1. Обращаясь к эпохе, предшествующей той, которую изучал Кошен, мы сталкиваемся с КАЛЬВИНИЗМОМ, оказавшим в форме движения гугенотов во Франции и пуритан в Англии такое влияние на жизнь Европы XVI–XVII веков. В его идеологии, особенно у пуритан, мы легко узнаем знакомые черты «Малого народа». Учение Кальвина утверждало, что еще до сотворения мира Бог предопределил одних людей к спасению, других – к вечной погибели. Никакими своими делами человек не может повлиять на это уже принятое решение. Избраны лишь немногие: крошечная группа «святых» в греховном, страждущем и обреченном на вечные муки человечестве. Но и «святым» недоступна никакая связь с Богом, «ибо конечное никогда не может соприкоснуться с бесконечным». Их избранность проявляется лишь в том, что они становятся орудием Бога, и тем вернее их избранничество, чем эффективнее они действуют в сфере их мирской активности, откинув попытки понимания смысла этой деятельности.

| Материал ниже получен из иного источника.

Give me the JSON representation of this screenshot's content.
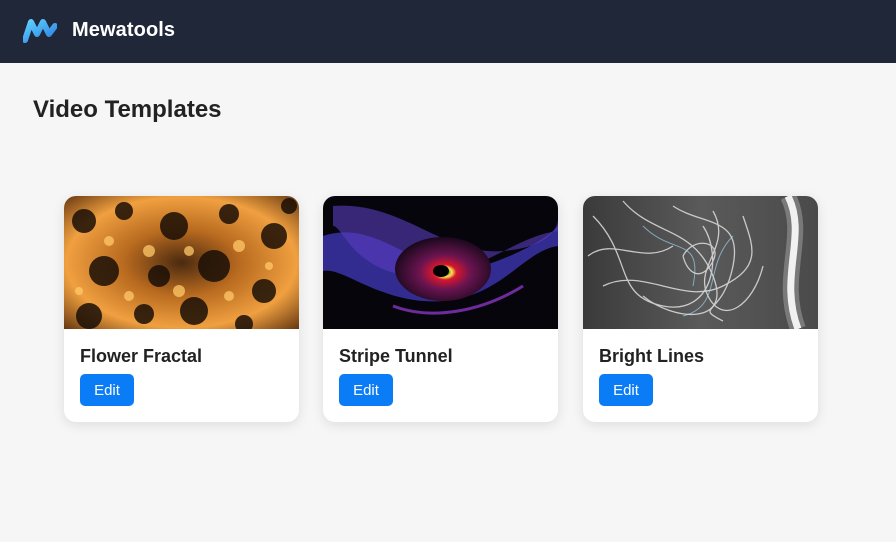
{
  "header": {
    "brand": "Mewatools",
    "logo_icon": "mewatools-logo-icon",
    "background_color": "#1f2738"
  },
  "main": {
    "title": "Video Templates"
  },
  "templates": [
    {
      "name": "Flower Fractal",
      "edit_label": "Edit",
      "thumbnail_icon": "flower-fractal-thumbnail"
    },
    {
      "name": "Stripe Tunnel",
      "edit_label": "Edit",
      "thumbnail_icon": "stripe-tunnel-thumbnail"
    },
    {
      "name": "Bright Lines",
      "edit_label": "Edit",
      "thumbnail_icon": "bright-lines-thumbnail"
    }
  ],
  "colors": {
    "accent": "#0a7cf6",
    "page_background": "#f6f6f6",
    "card_background": "#ffffff"
  }
}
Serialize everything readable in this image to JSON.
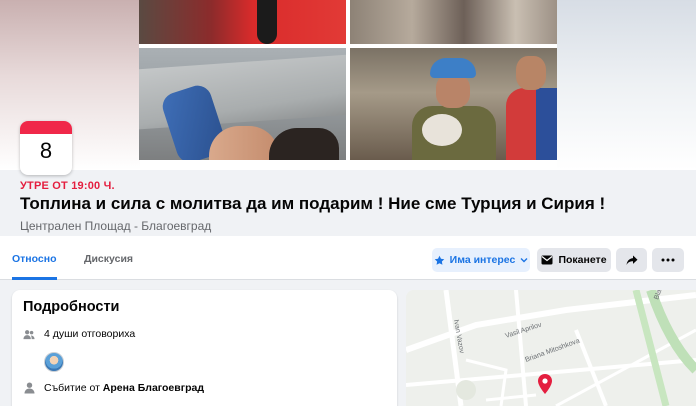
{
  "event": {
    "day": "8",
    "when": "УТРЕ ОТ 19:00 Ч.",
    "title": "Топлина и сила с молитва да им подарим ! Ние сме Турция и Сирия !",
    "place": "Централен Площад - Благоевград"
  },
  "tabs": [
    {
      "label": "Относно",
      "active": true
    },
    {
      "label": "Дискусия",
      "active": false
    }
  ],
  "actions": {
    "interest_label": "Има интерес",
    "invite_label": "Поканете"
  },
  "details": {
    "heading": "Подробности",
    "responded": "4 души отговориха",
    "organizer_prefix": "Събитие от",
    "organizer_name": "Арена Благоевград"
  },
  "map": {
    "streets": [
      "Vasil Aprilov",
      "Briana Mitoshkova",
      "Ivan Vazov",
      "Blatni"
    ]
  },
  "colors": {
    "accent_blue": "#1b74e4",
    "date_red": "#e41e3f",
    "badge_red": "#f02849",
    "pin_red": "#e41e3f"
  },
  "icons": {
    "people": "people-icon",
    "person": "person-icon",
    "star": "star-icon",
    "envelope": "envelope-icon",
    "share": "share-arrow-icon",
    "more": "ellipsis-icon",
    "pin": "map-pin-icon"
  }
}
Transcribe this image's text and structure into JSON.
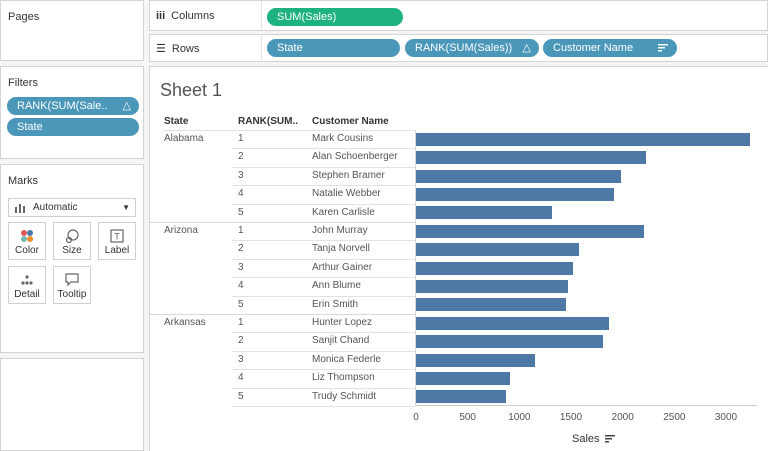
{
  "pages": {
    "title": "Pages"
  },
  "filters": {
    "title": "Filters",
    "items": [
      {
        "label": "RANK(SUM(Sale..",
        "icon": "delta-icon"
      },
      {
        "label": "State"
      }
    ]
  },
  "marks": {
    "title": "Marks",
    "type_label": "Automatic",
    "buttons": [
      {
        "label": "Color",
        "icon": "color-icon"
      },
      {
        "label": "Size",
        "icon": "size-icon"
      },
      {
        "label": "Label",
        "icon": "label-icon"
      },
      {
        "label": "Detail",
        "icon": "detail-icon"
      },
      {
        "label": "Tooltip",
        "icon": "tooltip-icon"
      }
    ]
  },
  "shelves": {
    "columns_label": "Columns",
    "rows_label": "Rows",
    "columns_pills": [
      "SUM(Sales)"
    ],
    "rows_pills": [
      "State",
      "RANK(SUM(Sales))",
      "Customer Name"
    ]
  },
  "sheet": {
    "title": "Sheet 1",
    "headers": {
      "state": "State",
      "rank": "RANK(SUM..",
      "customer": "Customer Name"
    },
    "axis_title": "Sales"
  },
  "chart_data": {
    "type": "bar",
    "orientation": "horizontal",
    "xlabel": "Sales",
    "xlim": [
      0,
      3300
    ],
    "xticks": [
      0,
      500,
      1000,
      1500,
      2000,
      2500,
      3000
    ],
    "groups": [
      {
        "state": "Alabama",
        "rows": [
          {
            "rank": "1",
            "customer": "Mark Cousins",
            "value": 3230
          },
          {
            "rank": "2",
            "customer": "Alan Schoenberger",
            "value": 2230
          },
          {
            "rank": "3",
            "customer": "Stephen Bramer",
            "value": 1980
          },
          {
            "rank": "4",
            "customer": "Natalie Webber",
            "value": 1920
          },
          {
            "rank": "5",
            "customer": "Karen Carlisle",
            "value": 1320
          }
        ]
      },
      {
        "state": "Arizona",
        "rows": [
          {
            "rank": "1",
            "customer": "John Murray",
            "value": 2210
          },
          {
            "rank": "2",
            "customer": "Tanja Norvell",
            "value": 1580
          },
          {
            "rank": "3",
            "customer": "Arthur Gainer",
            "value": 1520
          },
          {
            "rank": "4",
            "customer": "Ann Blume",
            "value": 1470
          },
          {
            "rank": "5",
            "customer": "Erin Smith",
            "value": 1450
          }
        ]
      },
      {
        "state": "Arkansas",
        "rows": [
          {
            "rank": "1",
            "customer": "Hunter Lopez",
            "value": 1870
          },
          {
            "rank": "2",
            "customer": "Sanjit Chand",
            "value": 1810
          },
          {
            "rank": "3",
            "customer": "Monica Federle",
            "value": 1150
          },
          {
            "rank": "4",
            "customer": "Liz Thompson",
            "value": 910
          },
          {
            "rank": "5",
            "customer": "Trudy Schmidt",
            "value": 870
          }
        ]
      }
    ],
    "bar_color": "#4e79a7"
  }
}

Это поразительное учение, собственно новая религия, создавало у «святых» ощущение полной изолированности, противопоставленности остальному человечеству. Центральным их переживанием было чувство избранности, они даже в молитве благодарили Бога, что они не такие, как «остальная масса». В их мировоззрении колоссальную роль играла идея эмиграции. Отчасти из-за того, что началу движения пуритан положила группа протестантов, бежавших от преследования в период католической реакции при Марии Тюдор: в состоянии полной изоляции, оторванности от родины они, под влиянием учения Кальвина, заложили основы теологии и психологии пуританизма. Но отчасти и потому, что, даже и вернувшись в Англию, они по своим взглядам оставались эмигрантами, чужаками. Излюбленным образом их литературы был странник, беглец, пилигрим.

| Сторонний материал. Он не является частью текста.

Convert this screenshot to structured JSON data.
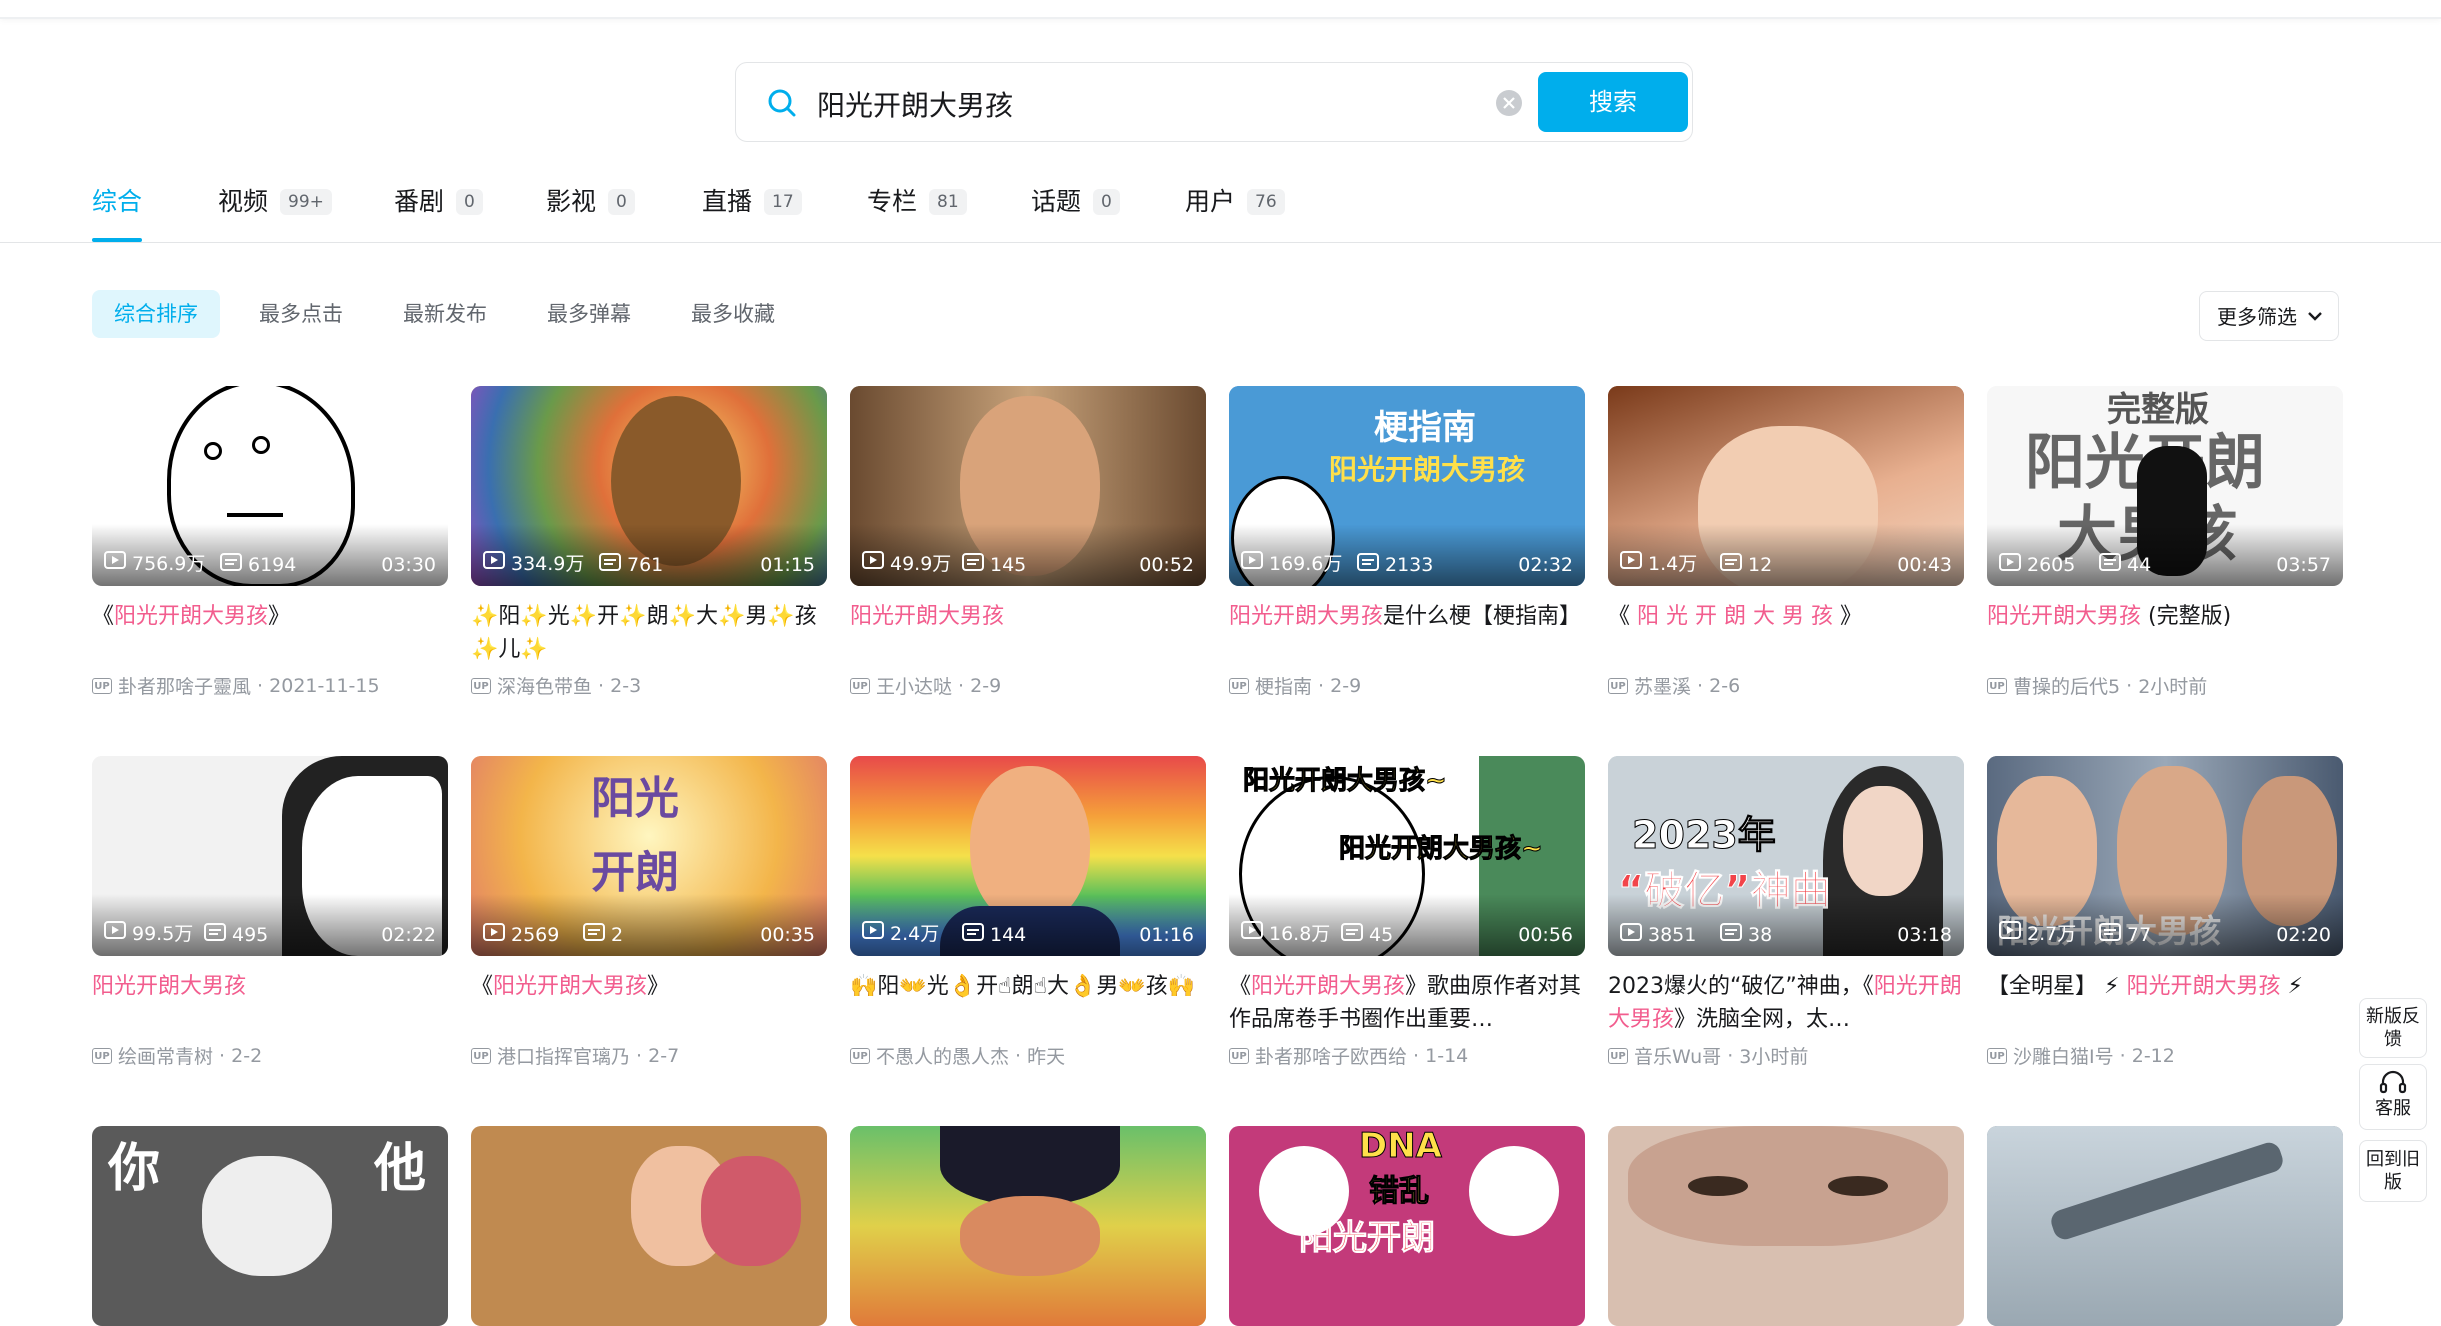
{
  "search": {
    "query": "阳光开朗大男孩",
    "button_label": "搜索"
  },
  "tabs": [
    {
      "label": "综合",
      "count": ""
    },
    {
      "label": "视频",
      "count": "99+"
    },
    {
      "label": "番剧",
      "count": "0"
    },
    {
      "label": "影视",
      "count": "0"
    },
    {
      "label": "直播",
      "count": "17"
    },
    {
      "label": "专栏",
      "count": "81"
    },
    {
      "label": "话题",
      "count": "0"
    },
    {
      "label": "用户",
      "count": "76"
    }
  ],
  "sort_options": [
    "综合排序",
    "最多点击",
    "最新发布",
    "最多弹幕",
    "最多收藏"
  ],
  "more_filter_label": "更多筛选",
  "videos": [
    {
      "views": "756.9万",
      "danmaku": "6194",
      "duration": "03:30",
      "title_pre": "《",
      "title_hl": "阳光开朗大男孩",
      "title_post": "》",
      "author": "卦者那啥子靈風",
      "date": "2021-11-15",
      "thumb_color": "#ffffff"
    },
    {
      "views": "334.9万",
      "danmaku": "761",
      "duration": "01:15",
      "title_pre": "",
      "title_hl": "",
      "title_post": "✨阳✨光✨开✨朗✨大✨男✨孩✨儿✨",
      "author": "深海色带鱼",
      "date": "2-3",
      "thumb_color": "#c79b3c"
    },
    {
      "views": "49.9万",
      "danmaku": "145",
      "duration": "00:52",
      "title_pre": "",
      "title_hl": "阳光开朗大男孩",
      "title_post": "",
      "author": "王小达哒",
      "date": "2-9",
      "thumb_color": "#8a6a4a"
    },
    {
      "views": "169.6万",
      "danmaku": "2133",
      "duration": "02:32",
      "title_pre": "",
      "title_hl": "阳光开朗大男孩",
      "title_post": "是什么梗【梗指南】",
      "author": "梗指南",
      "date": "2-9",
      "thumb_color": "#3f8fcf"
    },
    {
      "views": "1.4万",
      "danmaku": "12",
      "duration": "00:43",
      "title_pre": "《 ",
      "title_hl": "阳 光 开 朗 大 男 孩",
      "title_post": " 》",
      "author": "苏墨溪",
      "date": "2-6",
      "thumb_color": "#9a4a2a"
    },
    {
      "views": "2605",
      "danmaku": "44",
      "duration": "03:57",
      "title_pre": "",
      "title_hl": "阳光开朗大男孩",
      "title_post": " (完整版)",
      "author": "曹操的后代5",
      "date": "2小时前",
      "thumb_color": "#f4f4f4"
    },
    {
      "views": "99.5万",
      "danmaku": "495",
      "duration": "02:22",
      "title_pre": "",
      "title_hl": "阳光开朗大男孩",
      "title_post": "",
      "author": "绘画常青树",
      "date": "2-2",
      "thumb_color": "#e8e8e8"
    },
    {
      "views": "2569",
      "danmaku": "2",
      "duration": "00:35",
      "title_pre": "《",
      "title_hl": "阳光开朗大男孩",
      "title_post": "》",
      "author": "港口指挥官璃乃",
      "date": "2-7",
      "thumb_color": "#f3c26a"
    },
    {
      "views": "2.4万",
      "danmaku": "144",
      "duration": "01:16",
      "title_pre": "",
      "title_hl": "",
      "title_post": "🙌阳👐光👌开☝朗☝大👌男👐孩🙌",
      "author": "不愚人的愚人杰",
      "date": "昨天",
      "thumb_color": "#e86a5a"
    },
    {
      "views": "16.8万",
      "danmaku": "45",
      "duration": "00:56",
      "title_pre": "《",
      "title_hl": "阳光开朗大男孩",
      "title_post": "》歌曲原作者对其作品席卷手书圈作出重要…",
      "author": "卦者那啥子欧西给",
      "date": "1-14",
      "thumb_color": "#ffffff"
    },
    {
      "views": "3851",
      "danmaku": "38",
      "duration": "03:18",
      "title_pre": "2023爆火的“破亿”神曲，《",
      "title_hl": "阳光开朗大男孩",
      "title_post": "》洗脑全网，太…",
      "author": "音乐Wu哥",
      "date": "3小时前",
      "thumb_color": "#b7c4cc"
    },
    {
      "views": "2.7万",
      "danmaku": "77",
      "duration": "02:20",
      "title_pre": "【全明星】 ⚡ ",
      "title_hl": "阳光开朗大男孩",
      "title_post": " ⚡",
      "author": "沙雕白猫I号",
      "date": "2-12",
      "thumb_color": "#6a7e95"
    }
  ],
  "thumb_texts": {
    "t4": "梗指南",
    "t4b": "阳光开朗大男孩",
    "t6a": "完整版",
    "t6b": "阳光开朗",
    "t6c": "大男孩",
    "t8a": "阳光",
    "t8b": "开朗",
    "t10a": "阳光开朗大男孩~",
    "t10b": "阳光开朗大男孩~",
    "t11a": "2023年",
    "t11b": "“破亿”神曲",
    "t12": "阳光开朗大男孩",
    "r3a": "你",
    "r3b": "他",
    "r3c": "DNA",
    "r3d": "错乱",
    "r3e": "阳光开朗"
  },
  "row3_colors": [
    "#5a5a5a",
    "#c08a50",
    "#6ac06a",
    "#c33a7a",
    "#d8bfb0",
    "#7c8a95"
  ],
  "side": {
    "feedback": "新版反馈",
    "service": "客服",
    "old": "回到旧版"
  }
}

Узкие общины «святых» постоянно подвергались очищениям, отлучениям от общения, охватывавшим иногда большинство общин. И «обреченные», согласно взглядам пуритан, должны были быть подвергнуты дисциплине их церкви, причем здесь вполне было допустимо принуждение. Пропасть между «святыми» и «обреченными» не оставляла места для милосердия или помощи грешнику – оставалась только ненависть к греху и его носителю. Особым предметом обличений и ненависти пуританской литературы были крестьяне, потерявшие землю и толпами отправлявшиеся в города в поисках работы, а часто превращающиеся в бродяг. Пуритане требовали все более и более строгих законов: превозносили порку, клеймение раскаленным железом. А главное – требовали защиты «праведных» от соприкосновения с нищими бродягами. Именно из духа пуританизма в XVIII веке возникла страшная система «работных домов», в которых бедняки находились почти на положении каторжников.
Литература пуритан стремилась оторвать «святых» от исторических традиций (которые были традициями «людей мира»), для «святых» не имели силы все установленные обычаи, законы, национальные, династические или сословные привязанности. Это была в самом своем принципе нигилистическая идеология. И действительно, пуритане и призывали к полной переделке мира, всех существующих «законов, обычаев, статусов, ордонансов и конституций». Причем к переделке по известному им заранее плану. Призыв «строить на новом основании» подкреплялся у них знакомым уже нам образом «построения Храма», на этот раз – восстановления Иерусалимского Храма после возврата евреев из пленения.